Islamic extremists bent on destroying its rich cultural heritage have overrun the city in the past few months.
Judge Raul Cano Pangalangan of the International Criminal Court recently sentenced Ahmad al-Faqi al-Mahdi, an Islamic Jihadist, to nine years in prison for destroying historical artefacts kept in Timbuktu’s world-famous historical sites.
Ahmad al-Faqi al-Mahdi, along with a number of other jihadists from the Islamic group Ansar Dine, was filmed destroying some of Timbuktu’s precious ancient artefacts and sacred shrines in 2012.

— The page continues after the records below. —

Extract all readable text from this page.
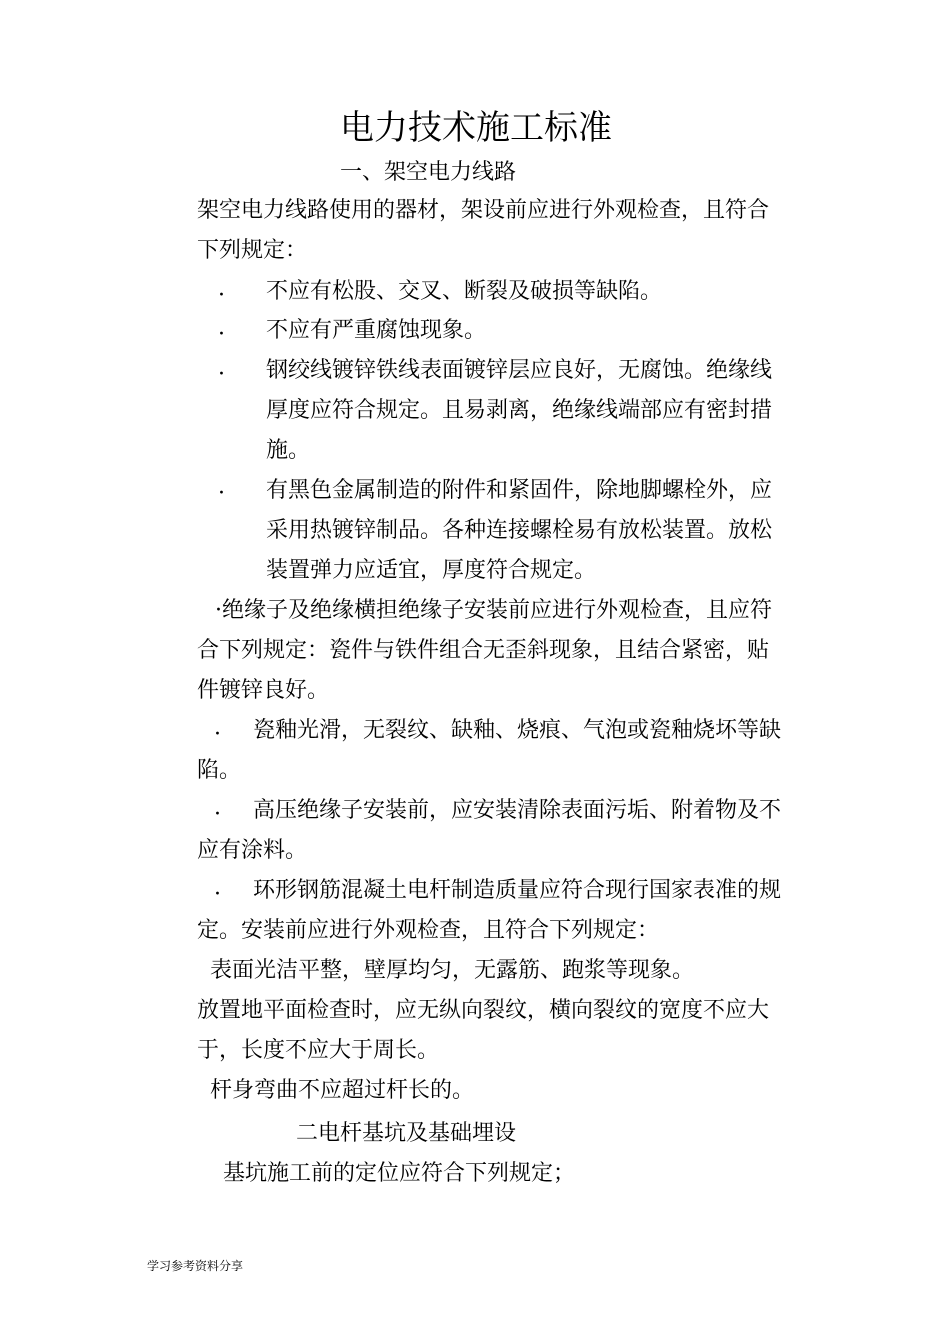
电力技术施工标准
一、架空电力线路
架空电力线路使用的器材，架设前应进行外观检查，且符合
下列规定：
· 不应有松股、交叉、断裂及破损等缺陷。
· 不应有严重腐蚀现象。
· 钢绞线镀锌铁线表面镀锌层应良好，无腐蚀。绝缘线
厚度应符合规定。且易剥离，绝缘线端部应有密封措
施。
· 有黑色金属制造的附件和紧固件，除地脚螺栓外，应
采用热镀锌制品。各种连接螺栓易有放松装置。放松
装置弹力应适宜，厚度符合规定。
·绝缘子及绝缘横担绝缘子安装前应进行外观检查，且应符
合下列规定：瓷件与铁件组合无歪斜现象，且结合紧密，贴
件镀锌良好。
·	瓷釉光滑，无裂纹、缺釉、烧痕、气泡或瓷釉烧坏等缺
陷。
·	高压绝缘子安装前，应安装清除表面污垢、附着物及不
应有涂料。
·	环形钢筋混凝土电杆制造质量应符合现行国家表准的规
定。安装前应进行外观检查，且符合下列规定：
表面光洁平整，壁厚均匀，无露筋、跑浆等现象。
放置地平面检查时，应无纵向裂纹，横向裂纹的宽度不应大
于，长度不应大于周长。
杆身弯曲不应超过杆长的。
二电杆基坑及基础埋设
基坑施工前的定位应符合下列规定；
学习参考资料分享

Second, the acclaimed director of Goodfellas and Casino would have to absolutely steer clear of the ruthless drug cartels operating in parts of Mali.
A Malian anti-drug squad seized 2.7 tonnes of cannabis in Bamako in May.
“This is the biggest seizure in 20 years for us,” Sadio Mady Kanoute of the security ministry’s narcotics division said.
“The drugs, found in a truck, had passed through Burkina. They were stuffed inside second-hand clothing and then hidden in a section of the vehicle between the engine and the trailer,” he added.
A few months later, a haulage truck ferrying 2.1 tonnes of cannabis, with a street value of $6 million, was seized by customs officials in August.
“The length of the vehicle inside and outside didn’t match,” the chief of Mali’s mobile customs unit, Ibrahim Diakite, explained. “It’s the biggest drug seizure by Malian customs ever,” he added.
Law enforcement officials say drug traffickers in West Africa have established a new major drug route that runs through Ghana, Burkina Faso and Mali.
Third, the Italian American director might think again about going into production, for Mali has been hitting the headlines recently for all the wrong reasons you could conceivably think of.
But Bamako-born director Daouda Coulibaly made the perfect film about Mali for all the right reasons you could possibly think of.
His latest production, Wulu, which is set in Bamako in 2007, probes the depraved complexities of the drug trade in Mali, by dissecting the motivations driving the fragile actors involved in trafficking illegal narcotics.
Wulu tells the story of Ladji, a poverty-stricken young man who lives in the capital, Bamako.
He is stuck in a dead-end low-paying job, as a ticket collector, and shares a shanty with Ami, his elder sister.
She makes a living selling her body on the rough streets of Bamako.
Frustrated by his meagre circumstances, Ladji becomes a small-time drug trafficker.
Coulibaly expertly shows us Ladji’s rise to the higher echelons of Mali’s drug trade à la Tony Montana in Scarface.
Ladji becomes heavily entangled with corrupt soldiers and powerful Al-Qaeda operatives as his involvement in the drug trafficking trade deepens and he is caught up in a thrilling web of hedonistic sex, booze and cheap thrills.
Daouda Coulibaly is a Malian-French director.
His films include the shorts A History of Independence (2009) and Tinye So (2010), and his debut feature, Wùlu (2016).
The film stars Ibrahim Koma, Inna Modja, Ismaël N’Diaye, Jean-Marie Traoré, Habib Dembélé, Mariame N’Diaye, Quim Gutierrez, and Olivier Rabourdin.
Wulu will be featured at the 60th BFI London Film Festival which will take place 5-16 October 2016.